Ничего не берет, уперлася в одном: "Знать не знаю, ведать ничего не ведаю", так что даже рассердила меня.

- Ну, - говорю, - Марфа, ты, я вижу, не боишься божьего суда, так побойся моего: я твое дело стороной раскрою, тогда уж не пеняй.

Молчит.

Отпустил я ее; досадно немного: солнце уже садилось, день, значит, потерян. Ехать - пожалуй, и дороги не найдешь. Остался я у Устиньи ночевать, напился чаю и только хотел улечься в свой тарантас, - вдруг подходит Пушкарев.

- Ваше благородие, леший, - говорит, - заправду начал кричать; не угодно ли послушать?

Заинтересовало это меня: слыхал я об этих леших, - слыхал много, а на опыте сам не имел. Вышел я из своего логовища к калитке, и точно-с, на удивление: гул такой, что я бы не поверил, если бы не своими ушами слышал: то ржет, например, как трехгодовалый жеребенок, то вдруг захохочет, как человек, то перекликаться, аукаться начнет, потом в ладоши захлопает, а по заре, знаете, так во все стороны и раздается.

Храбрец мой Пушкарев стоит только да бормочет про себя: "Эка поганая сторонка!" Да и со мной, воображение, что ли, играет: сам очень хорошо понимаю, что это птица какая-нибудь, а между тем мороз по коже пробегает.

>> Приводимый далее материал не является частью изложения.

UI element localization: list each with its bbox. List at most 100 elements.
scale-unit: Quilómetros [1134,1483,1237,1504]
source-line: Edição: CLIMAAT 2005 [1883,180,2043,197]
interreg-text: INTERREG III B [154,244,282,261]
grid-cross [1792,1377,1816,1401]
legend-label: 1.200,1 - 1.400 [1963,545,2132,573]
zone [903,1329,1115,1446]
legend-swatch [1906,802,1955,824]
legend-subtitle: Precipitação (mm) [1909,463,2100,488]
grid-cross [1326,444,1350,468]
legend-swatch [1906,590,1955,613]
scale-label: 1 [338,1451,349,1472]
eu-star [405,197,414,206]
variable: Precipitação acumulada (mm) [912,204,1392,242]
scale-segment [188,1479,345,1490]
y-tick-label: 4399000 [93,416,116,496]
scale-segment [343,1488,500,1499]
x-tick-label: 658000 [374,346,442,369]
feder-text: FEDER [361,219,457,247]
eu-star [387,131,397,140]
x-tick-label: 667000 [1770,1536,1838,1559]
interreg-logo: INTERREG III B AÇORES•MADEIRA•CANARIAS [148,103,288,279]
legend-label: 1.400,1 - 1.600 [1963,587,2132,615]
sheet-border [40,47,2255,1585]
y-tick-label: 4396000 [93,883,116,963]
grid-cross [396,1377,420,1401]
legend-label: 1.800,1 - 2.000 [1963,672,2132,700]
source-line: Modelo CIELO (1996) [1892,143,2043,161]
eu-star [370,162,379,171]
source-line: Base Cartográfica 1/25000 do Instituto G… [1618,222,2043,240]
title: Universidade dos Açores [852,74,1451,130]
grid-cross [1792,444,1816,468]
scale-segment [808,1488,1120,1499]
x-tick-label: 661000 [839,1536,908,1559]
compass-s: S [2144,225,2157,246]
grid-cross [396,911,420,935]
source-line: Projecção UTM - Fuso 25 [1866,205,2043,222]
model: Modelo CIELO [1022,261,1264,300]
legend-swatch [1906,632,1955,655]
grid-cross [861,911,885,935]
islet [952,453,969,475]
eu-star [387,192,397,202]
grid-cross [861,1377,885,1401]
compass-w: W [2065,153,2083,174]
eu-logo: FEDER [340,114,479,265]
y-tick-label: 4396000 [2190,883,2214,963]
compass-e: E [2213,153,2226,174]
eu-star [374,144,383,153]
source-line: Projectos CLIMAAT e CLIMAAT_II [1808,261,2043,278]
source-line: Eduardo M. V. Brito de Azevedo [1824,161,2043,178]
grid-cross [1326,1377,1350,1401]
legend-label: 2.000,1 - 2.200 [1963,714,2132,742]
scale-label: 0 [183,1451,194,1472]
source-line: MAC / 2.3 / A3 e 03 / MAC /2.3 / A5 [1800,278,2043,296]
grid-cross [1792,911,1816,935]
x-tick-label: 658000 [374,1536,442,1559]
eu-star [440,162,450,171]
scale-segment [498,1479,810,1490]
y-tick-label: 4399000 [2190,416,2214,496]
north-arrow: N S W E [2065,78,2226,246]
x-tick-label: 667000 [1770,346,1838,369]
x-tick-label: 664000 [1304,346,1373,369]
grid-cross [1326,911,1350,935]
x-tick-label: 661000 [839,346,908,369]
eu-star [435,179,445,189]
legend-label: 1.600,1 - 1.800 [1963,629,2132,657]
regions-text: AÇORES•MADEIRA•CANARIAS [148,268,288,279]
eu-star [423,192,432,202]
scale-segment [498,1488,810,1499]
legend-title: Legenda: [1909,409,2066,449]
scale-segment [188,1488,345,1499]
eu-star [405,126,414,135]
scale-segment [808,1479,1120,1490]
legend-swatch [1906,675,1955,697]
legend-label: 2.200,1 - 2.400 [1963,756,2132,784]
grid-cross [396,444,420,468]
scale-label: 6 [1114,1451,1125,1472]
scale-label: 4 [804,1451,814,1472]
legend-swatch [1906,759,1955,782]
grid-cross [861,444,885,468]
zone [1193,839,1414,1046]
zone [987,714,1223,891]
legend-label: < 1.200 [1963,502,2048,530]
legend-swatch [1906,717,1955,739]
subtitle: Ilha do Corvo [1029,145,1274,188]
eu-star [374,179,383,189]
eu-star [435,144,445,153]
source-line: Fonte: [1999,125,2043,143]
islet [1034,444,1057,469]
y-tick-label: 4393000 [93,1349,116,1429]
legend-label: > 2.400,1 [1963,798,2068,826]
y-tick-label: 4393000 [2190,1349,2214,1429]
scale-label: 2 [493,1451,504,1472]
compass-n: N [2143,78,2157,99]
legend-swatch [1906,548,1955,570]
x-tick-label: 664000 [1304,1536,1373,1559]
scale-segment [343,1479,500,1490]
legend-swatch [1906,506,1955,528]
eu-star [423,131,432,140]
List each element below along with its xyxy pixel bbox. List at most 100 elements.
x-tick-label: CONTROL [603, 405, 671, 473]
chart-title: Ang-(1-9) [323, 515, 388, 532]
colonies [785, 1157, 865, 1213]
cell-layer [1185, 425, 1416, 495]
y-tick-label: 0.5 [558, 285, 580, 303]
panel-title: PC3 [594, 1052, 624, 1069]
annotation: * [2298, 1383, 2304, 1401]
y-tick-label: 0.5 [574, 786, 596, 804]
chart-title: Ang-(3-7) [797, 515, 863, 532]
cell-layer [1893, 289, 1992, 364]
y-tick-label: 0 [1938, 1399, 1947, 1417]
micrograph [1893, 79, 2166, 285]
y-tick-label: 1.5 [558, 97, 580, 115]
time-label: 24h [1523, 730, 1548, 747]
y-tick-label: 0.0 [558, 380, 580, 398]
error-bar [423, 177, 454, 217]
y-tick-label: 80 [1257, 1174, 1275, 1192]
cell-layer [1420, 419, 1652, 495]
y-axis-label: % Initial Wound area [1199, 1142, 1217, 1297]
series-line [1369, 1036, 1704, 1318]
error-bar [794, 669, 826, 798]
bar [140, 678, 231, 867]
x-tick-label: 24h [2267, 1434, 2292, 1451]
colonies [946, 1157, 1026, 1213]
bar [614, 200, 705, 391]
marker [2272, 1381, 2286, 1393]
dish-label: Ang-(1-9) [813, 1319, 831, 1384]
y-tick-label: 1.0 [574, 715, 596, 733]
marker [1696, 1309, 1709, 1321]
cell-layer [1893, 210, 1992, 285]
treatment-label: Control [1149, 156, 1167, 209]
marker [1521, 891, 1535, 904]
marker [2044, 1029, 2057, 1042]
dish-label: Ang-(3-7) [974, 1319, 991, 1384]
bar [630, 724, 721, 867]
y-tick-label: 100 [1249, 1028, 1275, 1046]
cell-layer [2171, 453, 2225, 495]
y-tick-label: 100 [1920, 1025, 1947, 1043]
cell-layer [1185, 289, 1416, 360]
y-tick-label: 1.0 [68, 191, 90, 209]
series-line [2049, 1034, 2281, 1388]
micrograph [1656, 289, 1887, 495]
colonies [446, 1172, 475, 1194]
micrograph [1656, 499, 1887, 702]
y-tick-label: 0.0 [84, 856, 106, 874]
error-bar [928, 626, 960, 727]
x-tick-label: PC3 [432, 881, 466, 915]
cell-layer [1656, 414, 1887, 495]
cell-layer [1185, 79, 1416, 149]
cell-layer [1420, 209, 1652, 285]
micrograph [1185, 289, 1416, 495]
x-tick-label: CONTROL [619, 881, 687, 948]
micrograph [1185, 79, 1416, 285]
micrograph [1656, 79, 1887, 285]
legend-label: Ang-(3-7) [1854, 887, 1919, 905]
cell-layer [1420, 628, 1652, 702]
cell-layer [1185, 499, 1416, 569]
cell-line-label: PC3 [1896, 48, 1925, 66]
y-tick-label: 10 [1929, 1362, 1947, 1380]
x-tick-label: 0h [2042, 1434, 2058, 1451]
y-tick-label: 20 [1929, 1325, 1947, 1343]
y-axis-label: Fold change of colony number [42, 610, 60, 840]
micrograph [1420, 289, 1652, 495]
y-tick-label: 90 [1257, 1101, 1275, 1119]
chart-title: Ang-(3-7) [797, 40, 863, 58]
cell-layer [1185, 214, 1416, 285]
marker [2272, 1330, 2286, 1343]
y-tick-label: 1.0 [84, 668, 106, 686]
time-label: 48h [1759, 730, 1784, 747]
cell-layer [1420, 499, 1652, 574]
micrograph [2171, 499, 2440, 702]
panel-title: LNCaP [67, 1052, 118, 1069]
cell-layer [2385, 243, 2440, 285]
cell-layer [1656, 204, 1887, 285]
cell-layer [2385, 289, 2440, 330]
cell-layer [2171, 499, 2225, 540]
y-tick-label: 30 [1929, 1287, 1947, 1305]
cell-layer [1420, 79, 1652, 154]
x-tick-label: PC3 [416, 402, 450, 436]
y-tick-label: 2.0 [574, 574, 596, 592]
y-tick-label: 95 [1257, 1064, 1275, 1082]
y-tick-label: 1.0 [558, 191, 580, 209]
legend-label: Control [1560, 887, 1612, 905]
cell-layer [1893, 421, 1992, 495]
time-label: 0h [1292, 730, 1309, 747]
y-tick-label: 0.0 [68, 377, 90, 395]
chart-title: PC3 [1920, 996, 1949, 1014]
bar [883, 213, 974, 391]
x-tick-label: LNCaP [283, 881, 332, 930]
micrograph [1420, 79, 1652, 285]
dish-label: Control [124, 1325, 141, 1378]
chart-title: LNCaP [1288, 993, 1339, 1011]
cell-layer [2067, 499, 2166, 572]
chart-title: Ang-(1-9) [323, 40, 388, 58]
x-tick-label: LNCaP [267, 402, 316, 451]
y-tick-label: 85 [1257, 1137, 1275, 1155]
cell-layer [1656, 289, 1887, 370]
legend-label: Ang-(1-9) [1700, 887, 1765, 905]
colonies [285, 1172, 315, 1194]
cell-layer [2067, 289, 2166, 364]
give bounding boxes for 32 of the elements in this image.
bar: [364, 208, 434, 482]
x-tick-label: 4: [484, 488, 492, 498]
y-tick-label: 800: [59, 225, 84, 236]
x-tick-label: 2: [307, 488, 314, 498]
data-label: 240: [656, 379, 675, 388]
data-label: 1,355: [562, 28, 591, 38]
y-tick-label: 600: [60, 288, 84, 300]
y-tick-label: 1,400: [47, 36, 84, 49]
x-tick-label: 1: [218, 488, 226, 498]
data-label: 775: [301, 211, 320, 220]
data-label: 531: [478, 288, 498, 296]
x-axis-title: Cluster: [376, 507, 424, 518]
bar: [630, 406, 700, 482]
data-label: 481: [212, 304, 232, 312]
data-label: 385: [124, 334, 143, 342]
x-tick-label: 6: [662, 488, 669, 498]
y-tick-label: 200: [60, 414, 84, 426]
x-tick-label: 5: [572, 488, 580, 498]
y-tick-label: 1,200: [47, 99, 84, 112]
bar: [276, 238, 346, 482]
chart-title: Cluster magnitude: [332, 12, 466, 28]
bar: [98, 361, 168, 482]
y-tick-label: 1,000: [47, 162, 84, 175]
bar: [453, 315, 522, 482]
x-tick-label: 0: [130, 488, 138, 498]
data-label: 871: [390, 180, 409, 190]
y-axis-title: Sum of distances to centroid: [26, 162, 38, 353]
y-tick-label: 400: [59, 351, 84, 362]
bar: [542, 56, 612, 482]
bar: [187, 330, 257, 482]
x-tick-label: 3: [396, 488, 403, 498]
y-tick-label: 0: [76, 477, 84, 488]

Послушал я эту музыку, но так как день-то деньской, знаете, утомился, лег опять и сейчас же заснул богатырским сном. На другой день проснулся часу в девятом, кличу Пушкарева, чтоб велеть лошадей закладывать. Является он ко мне.

- Ваше благородие, - говорит, - у нас неблагополучно.

- Что такое?

- Девка-то опять пропала!

- Как, - говорю, - пропала! Земская, - говорю, - полиция, мы с тобой здесь, а она пропала: ты чего смотрел?

- Я, ваше благородие, - говорит, - всю ночь не спал, до самой почесть зари пес этот гагайкал: до сна ли тут! Всю ночь, - говорит, - сидел на сеновале и трубку курил, ничего не слыхал.

Иду я на улицу-с; мужиков, баб толпа, толкуют промеж собой и приходят по-прежнему на лешего; Аксинья мечется, как полоумная, по деревне, все ищет, знаете. Сделалось мне на этого лешего не в шутку досадно: это уж значит из-под носу у исправника украсть. Сделал я тут же по всей деревне обыск, разослал по всем дорогам гонцов - ничего нету; еду в Марково: там тоже обыск. Егор Парменыч дома, юлит передо мной.